James Rhodes, um pianista que foi abusado desde os seis anos de idade e que escreveu um extraordinário livro (Instrumental), que conta memórias do terror, vergonha, humilhação, angústia e depressão que viveu, mas também de como a música o salvou da morte, diz a determinada altura que “Batalha campal é a melhor maneira de descrever o quotidiano de uma vítima de violação” e que “é muito fácil pensar-se que o abuso termina assim que o abusador desaparece de cena e difícil compreender que esse é apenas o início de tudo para a vítima”.   

Creio que estas duas frases são significativas por serem muito expressivas, mas creio também que, entre nós, muito por causa do processo Casa Pia, mas também devido aos escândalos nos internatos católicos, há hoje, em geral, uma consciência bastante superior à que existia há duas décadas e sobretudo, no essencial, há uma ideia mais aproximada da realidade.  

Sobre as posições ambivalentes nos Tribunais e no Parlamento, quer-me parecer que só são possíveis porque a população ainda não valoriza devidamente o sofrimento indizível destas crianças e adolescentes e as ONG ainda não têm a voz forte que nos outros Países revelam.
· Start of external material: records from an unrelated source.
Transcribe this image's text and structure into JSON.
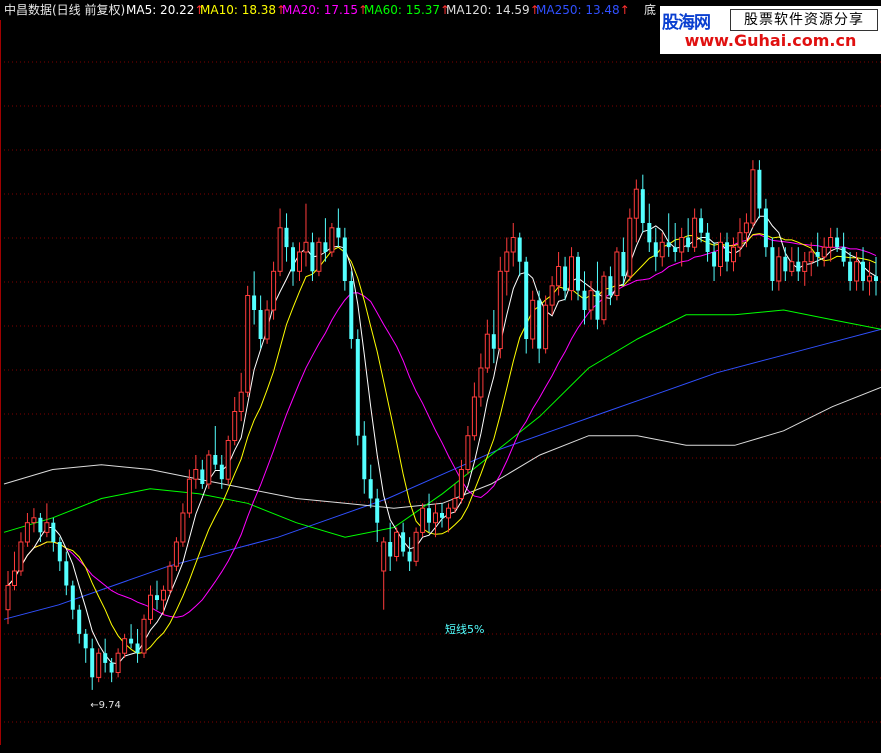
{
  "header": {
    "title": "中昌数据(日线 前复权)",
    "ma_items": [
      {
        "label": "MA5: 20.22",
        "color": "#ffffff"
      },
      {
        "label": "MA10: 18.38",
        "color": "#ffff00"
      },
      {
        "label": "MA20: 17.15",
        "color": "#ff00ff"
      },
      {
        "label": "MA60: 15.37",
        "color": "#00ff00"
      },
      {
        "label": "MA120: 14.59",
        "color": "#dcdcdc"
      },
      {
        "label": "MA250: 13.48",
        "color": "#3050ff"
      }
    ],
    "right_label": "底"
  },
  "watermark": {
    "logo": "股海网",
    "slogan": "股票软件资源分享",
    "url": "www.Guhai.com.cn"
  },
  "chart_data": {
    "type": "candlestick",
    "y_range": [
      8.6,
      23.6
    ],
    "annotations": {
      "low_label": "←9.74",
      "signal_label": "短线5%"
    },
    "candles": [
      [
        11.4,
        12.2,
        11.1,
        11.9
      ],
      [
        11.9,
        12.6,
        11.8,
        12.2
      ],
      [
        12.2,
        13.0,
        12.1,
        12.8
      ],
      [
        12.8,
        13.4,
        12.7,
        13.2
      ],
      [
        13.2,
        13.5,
        13.0,
        13.3
      ],
      [
        13.3,
        13.4,
        12.8,
        13.0
      ],
      [
        13.0,
        13.6,
        12.9,
        13.2
      ],
      [
        13.2,
        13.3,
        12.6,
        12.8
      ],
      [
        12.8,
        12.9,
        12.2,
        12.4
      ],
      [
        12.4,
        12.6,
        11.7,
        11.9
      ],
      [
        11.9,
        12.0,
        11.2,
        11.4
      ],
      [
        11.4,
        11.5,
        10.7,
        10.9
      ],
      [
        10.9,
        11.0,
        10.3,
        10.6
      ],
      [
        10.6,
        10.8,
        9.74,
        10.0
      ],
      [
        10.0,
        10.6,
        9.9,
        10.5
      ],
      [
        10.5,
        10.8,
        10.1,
        10.3
      ],
      [
        10.3,
        10.4,
        9.9,
        10.1
      ],
      [
        10.1,
        10.6,
        10.0,
        10.5
      ],
      [
        10.5,
        10.9,
        10.4,
        10.8
      ],
      [
        10.8,
        11.1,
        10.6,
        10.7
      ],
      [
        10.7,
        11.0,
        10.3,
        10.5
      ],
      [
        10.5,
        11.3,
        10.4,
        11.2
      ],
      [
        11.2,
        11.9,
        11.1,
        11.7
      ],
      [
        11.7,
        12.0,
        11.4,
        11.6
      ],
      [
        11.6,
        11.9,
        11.3,
        11.8
      ],
      [
        11.8,
        12.4,
        11.7,
        12.3
      ],
      [
        12.3,
        12.9,
        12.2,
        12.8
      ],
      [
        12.8,
        13.6,
        12.7,
        13.4
      ],
      [
        13.4,
        14.3,
        13.3,
        14.1
      ],
      [
        14.1,
        14.6,
        13.9,
        14.3
      ],
      [
        14.3,
        14.5,
        13.9,
        14.0
      ],
      [
        14.0,
        14.7,
        13.9,
        14.6
      ],
      [
        14.6,
        15.2,
        14.3,
        14.4
      ],
      [
        14.4,
        14.6,
        13.9,
        14.1
      ],
      [
        14.1,
        15.0,
        14.0,
        14.9
      ],
      [
        14.9,
        15.8,
        14.8,
        15.5
      ],
      [
        15.5,
        16.3,
        15.3,
        15.9
      ],
      [
        15.9,
        18.1,
        15.8,
        17.9
      ],
      [
        17.9,
        18.4,
        17.3,
        17.6
      ],
      [
        17.6,
        17.9,
        16.8,
        17.0
      ],
      [
        17.0,
        17.8,
        16.9,
        17.6
      ],
      [
        17.6,
        18.6,
        17.4,
        18.4
      ],
      [
        18.4,
        19.7,
        18.3,
        19.3
      ],
      [
        19.3,
        19.6,
        18.6,
        18.9
      ],
      [
        18.9,
        19.0,
        18.1,
        18.4
      ],
      [
        18.4,
        19.0,
        18.2,
        18.8
      ],
      [
        18.8,
        19.8,
        18.5,
        19.0
      ],
      [
        19.0,
        19.2,
        18.2,
        18.4
      ],
      [
        18.4,
        19.1,
        18.3,
        19.0
      ],
      [
        19.0,
        19.5,
        18.6,
        18.8
      ],
      [
        18.8,
        19.4,
        18.7,
        19.3
      ],
      [
        19.3,
        19.7,
        18.9,
        19.1
      ],
      [
        19.1,
        19.3,
        18.0,
        18.2
      ],
      [
        18.2,
        18.4,
        16.8,
        17.0
      ],
      [
        17.0,
        17.2,
        14.8,
        15.0
      ],
      [
        15.0,
        15.3,
        13.8,
        14.1
      ],
      [
        14.1,
        14.4,
        13.5,
        13.7
      ],
      [
        13.7,
        13.9,
        12.8,
        13.2
      ],
      [
        12.2,
        12.9,
        11.4,
        12.8
      ],
      [
        12.8,
        13.2,
        12.2,
        12.5
      ],
      [
        12.5,
        13.1,
        12.4,
        13.0
      ],
      [
        13.0,
        13.2,
        12.5,
        12.6
      ],
      [
        12.6,
        12.9,
        12.2,
        12.4
      ],
      [
        12.4,
        13.1,
        12.3,
        13.0
      ],
      [
        13.0,
        13.6,
        12.9,
        13.5
      ],
      [
        13.5,
        13.8,
        13.0,
        13.2
      ],
      [
        13.2,
        13.6,
        12.9,
        13.4
      ],
      [
        13.4,
        13.6,
        13.1,
        13.3
      ],
      [
        13.3,
        13.6,
        13.0,
        13.5
      ],
      [
        13.5,
        14.0,
        13.4,
        13.7
      ],
      [
        13.7,
        14.5,
        13.6,
        14.3
      ],
      [
        14.3,
        15.2,
        14.2,
        15.0
      ],
      [
        15.0,
        16.1,
        14.9,
        15.8
      ],
      [
        15.8,
        16.7,
        15.6,
        16.4
      ],
      [
        16.4,
        17.4,
        16.3,
        17.1
      ],
      [
        17.1,
        17.6,
        16.5,
        16.8
      ],
      [
        16.8,
        18.7,
        16.6,
        18.4
      ],
      [
        18.4,
        19.1,
        17.9,
        18.8
      ],
      [
        18.8,
        19.4,
        18.5,
        19.1
      ],
      [
        19.1,
        19.2,
        18.3,
        18.6
      ],
      [
        18.6,
        18.7,
        16.7,
        17.0
      ],
      [
        17.0,
        18.0,
        16.8,
        17.8
      ],
      [
        17.8,
        18.0,
        16.5,
        16.8
      ],
      [
        16.8,
        17.9,
        16.7,
        17.7
      ],
      [
        17.7,
        18.3,
        17.5,
        18.1
      ],
      [
        18.1,
        18.8,
        17.9,
        18.5
      ],
      [
        18.5,
        18.7,
        17.8,
        18.0
      ],
      [
        18.0,
        18.9,
        17.8,
        18.7
      ],
      [
        18.7,
        18.8,
        17.8,
        18.0
      ],
      [
        18.0,
        18.4,
        17.3,
        17.6
      ],
      [
        17.6,
        18.2,
        17.4,
        18.0
      ],
      [
        18.0,
        18.6,
        17.2,
        17.4
      ],
      [
        17.4,
        18.4,
        17.3,
        18.3
      ],
      [
        18.3,
        18.5,
        17.7,
        17.9
      ],
      [
        17.9,
        18.9,
        17.8,
        18.8
      ],
      [
        18.8,
        19.1,
        18.1,
        18.3
      ],
      [
        18.3,
        19.7,
        18.2,
        19.5
      ],
      [
        19.5,
        20.3,
        19.0,
        20.1
      ],
      [
        20.1,
        20.4,
        19.2,
        19.4
      ],
      [
        19.4,
        19.8,
        18.8,
        19.0
      ],
      [
        19.0,
        19.3,
        18.4,
        18.7
      ],
      [
        18.7,
        19.2,
        18.5,
        19.0
      ],
      [
        19.0,
        19.6,
        18.7,
        18.9
      ],
      [
        18.9,
        19.4,
        18.6,
        18.8
      ],
      [
        18.8,
        19.3,
        18.5,
        19.1
      ],
      [
        19.1,
        19.5,
        18.8,
        18.9
      ],
      [
        18.9,
        19.7,
        18.8,
        19.5
      ],
      [
        19.5,
        19.7,
        19.0,
        19.2
      ],
      [
        19.2,
        19.4,
        18.6,
        18.8
      ],
      [
        18.8,
        19.0,
        18.2,
        18.5
      ],
      [
        18.5,
        19.2,
        18.3,
        19.0
      ],
      [
        19.0,
        19.2,
        18.4,
        18.6
      ],
      [
        18.6,
        19.1,
        18.4,
        18.9
      ],
      [
        18.9,
        19.5,
        18.7,
        19.2
      ],
      [
        19.2,
        19.6,
        18.9,
        19.4
      ],
      [
        19.4,
        20.7,
        19.3,
        20.5
      ],
      [
        20.5,
        20.7,
        19.5,
        19.7
      ],
      [
        19.7,
        19.9,
        18.7,
        18.9
      ],
      [
        18.9,
        19.1,
        18.0,
        18.2
      ],
      [
        18.2,
        18.9,
        18.0,
        18.7
      ],
      [
        18.7,
        18.9,
        18.2,
        18.4
      ],
      [
        18.4,
        18.9,
        18.3,
        18.6
      ],
      [
        18.6,
        18.9,
        18.2,
        18.4
      ],
      [
        18.4,
        18.8,
        18.1,
        18.6
      ],
      [
        18.6,
        19.0,
        18.3,
        18.8
      ],
      [
        18.8,
        19.2,
        18.5,
        18.7
      ],
      [
        18.7,
        19.1,
        18.5,
        18.9
      ],
      [
        18.9,
        19.3,
        18.6,
        19.1
      ],
      [
        19.1,
        19.3,
        18.8,
        18.9
      ],
      [
        18.9,
        19.2,
        18.5,
        18.6
      ],
      [
        18.6,
        18.8,
        18.0,
        18.2
      ],
      [
        18.2,
        18.8,
        18.0,
        18.6
      ],
      [
        18.6,
        18.9,
        18.0,
        18.2
      ],
      [
        18.2,
        18.6,
        17.9,
        18.3
      ],
      [
        18.3,
        18.7,
        17.9,
        18.2
      ]
    ],
    "ma_colors": {
      "5": "#ffffff",
      "10": "#ffff00",
      "20": "#ff00ff",
      "60": "#00ff00",
      "120": "#dcdcdc",
      "250": "#3050ff"
    },
    "ma60_points": [
      13.0,
      13.3,
      13.7,
      13.9,
      13.8,
      13.6,
      13.2,
      12.9,
      13.1,
      13.8,
      14.6,
      15.4,
      16.4,
      17.0,
      17.5,
      17.5,
      17.6,
      17.4,
      17.2
    ],
    "ma120_points": [
      14.0,
      14.3,
      14.4,
      14.3,
      14.1,
      13.9,
      13.7,
      13.6,
      13.5,
      13.6,
      14.0,
      14.6,
      15.0,
      15.0,
      14.8,
      14.8,
      15.1,
      15.6,
      16.0
    ],
    "ma250_points": [
      11.2,
      11.5,
      11.9,
      12.3,
      12.6,
      12.9,
      13.3,
      13.7,
      14.2,
      14.7,
      15.1,
      15.5,
      15.9,
      16.3,
      16.6,
      16.9,
      17.2
    ]
  }
}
Daí que os nossos representantes no Parlamento permitam que através de leis menos claras, haja dúvidas quanto à interpretação, e haja algumas decisões judiciais em que as vítimas não são tratadas da forma respeitosa que merecem. 

Em suma, constatamos que a política legislativa tem sido sempre pautada por hesitações no que respeita aos crimes de abuso sexual de criança, que continuam a ser desconsiderados, embora no cômputo geral me pareça que podemos dizer ter havido uma evolução positiva nas alterações legislativas, até pela evolução do Direito Convencional.  
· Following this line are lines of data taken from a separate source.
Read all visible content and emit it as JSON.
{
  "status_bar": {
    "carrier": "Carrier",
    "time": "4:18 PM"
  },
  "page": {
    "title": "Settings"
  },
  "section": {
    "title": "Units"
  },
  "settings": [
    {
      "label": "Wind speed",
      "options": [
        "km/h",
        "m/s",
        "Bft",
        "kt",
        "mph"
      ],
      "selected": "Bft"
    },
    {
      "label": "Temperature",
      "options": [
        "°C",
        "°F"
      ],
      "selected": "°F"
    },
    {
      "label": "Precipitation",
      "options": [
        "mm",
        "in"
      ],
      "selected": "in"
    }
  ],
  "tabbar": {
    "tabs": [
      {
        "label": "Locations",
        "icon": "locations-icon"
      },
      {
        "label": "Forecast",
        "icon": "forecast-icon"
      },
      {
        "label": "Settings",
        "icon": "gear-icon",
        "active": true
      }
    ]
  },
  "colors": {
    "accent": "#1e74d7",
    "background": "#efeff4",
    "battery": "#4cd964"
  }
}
Outro assunto que continua a preocupar-me é a questão da avaliação da perigosidade neste tipo de crimes, que já sabemos hoje reveste particular importância, visto que estes agressores têm elevadas taxas de reincidência. São indivíduos que, não obstante terem consciência plena da ilicitude dos seus actos, têm comportamentos que indiciam a natureza muito específica destas infracções. Os estudos que tem sido possível fazer revelam uma percentagem considerável de indivíduos condenados sem capacidade de empatia ou com fraca ressonância afectiva, ou até com perturbação da personalidade, designadamente psicopatia, que agem indiferentes ao sofrimento das vítimas, com um nível de perversidade e manipulação em maior percentagem também, e que não patenteiam arrependimento. Daí que tendam a repetir os crimes, com um comportamento de tipo compulsivo, que sem significar imputabilidade diminuída,  merece uma discussão séria sobre a necessidade de aplicação de medidas de segurança complementares da pena. 

O nosso sistema dicotómico tem impedido esta reflexão, pois está construído sobre compartimentos estanques, mas esta complementaridade existe no Reino Unido e em alguns Estados dos Estados Unidos e creio que com bons resultados.

Falou-se dessa questão na altura em que se pensou no Registo Nacional dos condenados por abuso sexual de crianças e no acesso ao dito, mas depois voltou-se ao quotidiano e o que podemos concluir é que na realidade pouco mudou no sistema.

Os agressores saem e continuam a fazer a sua vida ou seja, a molestar mais crianças, sempre que têm oportunidade. E saem com mais saberes, que aprenderam com os seus comparsas na cadeia ou na Internet. 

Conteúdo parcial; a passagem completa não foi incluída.